Figure 2.

Telomeric and nontelomeric signals induce senescence via tumor suppressor pathways in human and mouse cells

Induction of p21 and p16 by senescence-inducing signals results in inhibition of activity of CDK2 and CDK4/6. Downregulation of activity of these pRB kinases leads to pRB hypophosphorylation, which results in cell cycle arrest during senescence. Regulators of senescence pathways in human and mouse cells include PML, MDM2, ID1, Bmi-1, CBX7, and Seladin-1. In mouse cells, tumor suppressor ARF is negatively regulated by two potential oncogenes, TBX2 and Pokemon, and positively regulated by DMP-1.

A: In human cells, telomeric and nontelomeric signals induce senescence primarily via the p53-p21-pRB pathway. Nontelomeric signals also induce the p16-pRB pathway of senescence in human cells.

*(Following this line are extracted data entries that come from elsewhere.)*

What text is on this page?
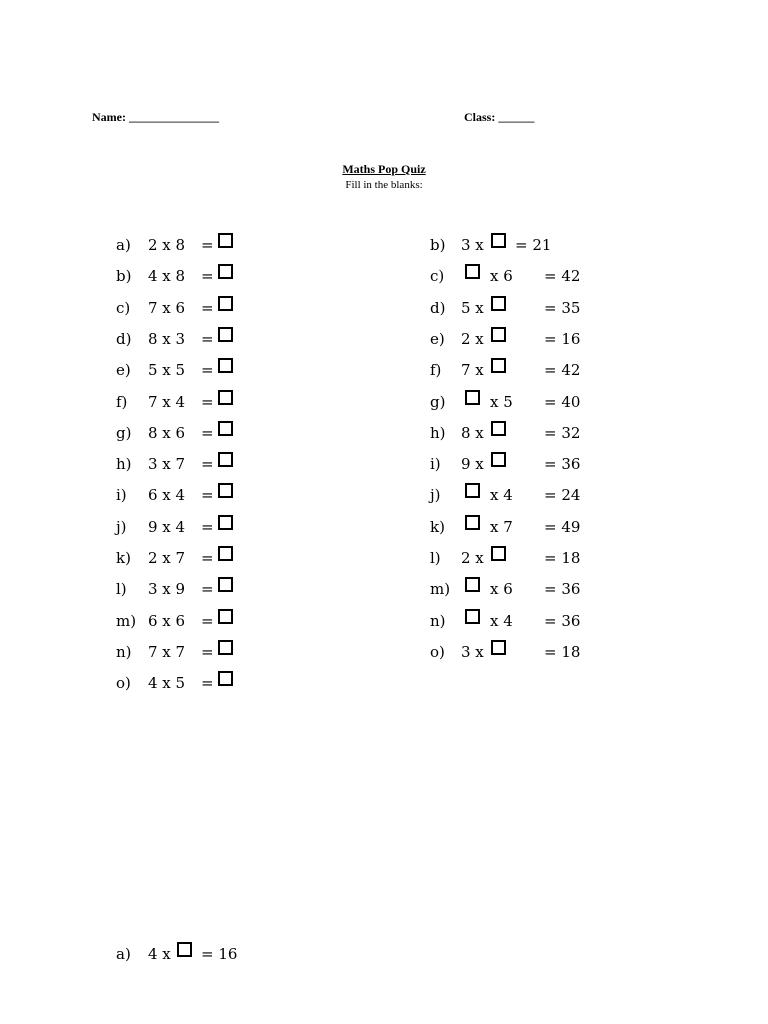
Name: _______________	Class: ______
Maths Pop Quiz
Fill in the blanks:
a) 2 x 8 =
b) 4 x 8 =
c) 7 x 6 =
d) 8 x 3 =
e) 5 x 5 =
f) 7 x 4 =
g) 8 x 6 =
h) 3 x 7 =
i) 6 x 4 =
j) 9 x 4 =
k) 2 x 7 =
l) 3 x 9 =
m) 6 x 6 =
n) 7 x 7 =
o) 4 x 5 =
b) 3 x = 21
c)	x 6 = 42
d) 5 x	= 35
e) 2 x	= 16
f) 7 x	= 42
g)	x 5 = 40
h) 8 x	= 32
i) 9 x	= 36
j)	x 4 = 24
k)	x 7 = 49
l) 2 x	= 18
m)	x 6 = 36
n)	x 4 = 36
o) 3 x	= 18
a) 4 x = 16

B: Mouse cells undergo senescence via the ARF-p53-p21-pRB pathway in response to nontelomeric signals. Mouse cells do not senesce by the telomeric signal-induced pathway of senescence.

Solid lines indicate principal pathways of senescence, while dotted lines indicate auxiliary pathways that can modulate senescence. The red letters indicate tumor suppressors and growth inhibitors, while the green letters indicate oncogenes and growth promoters.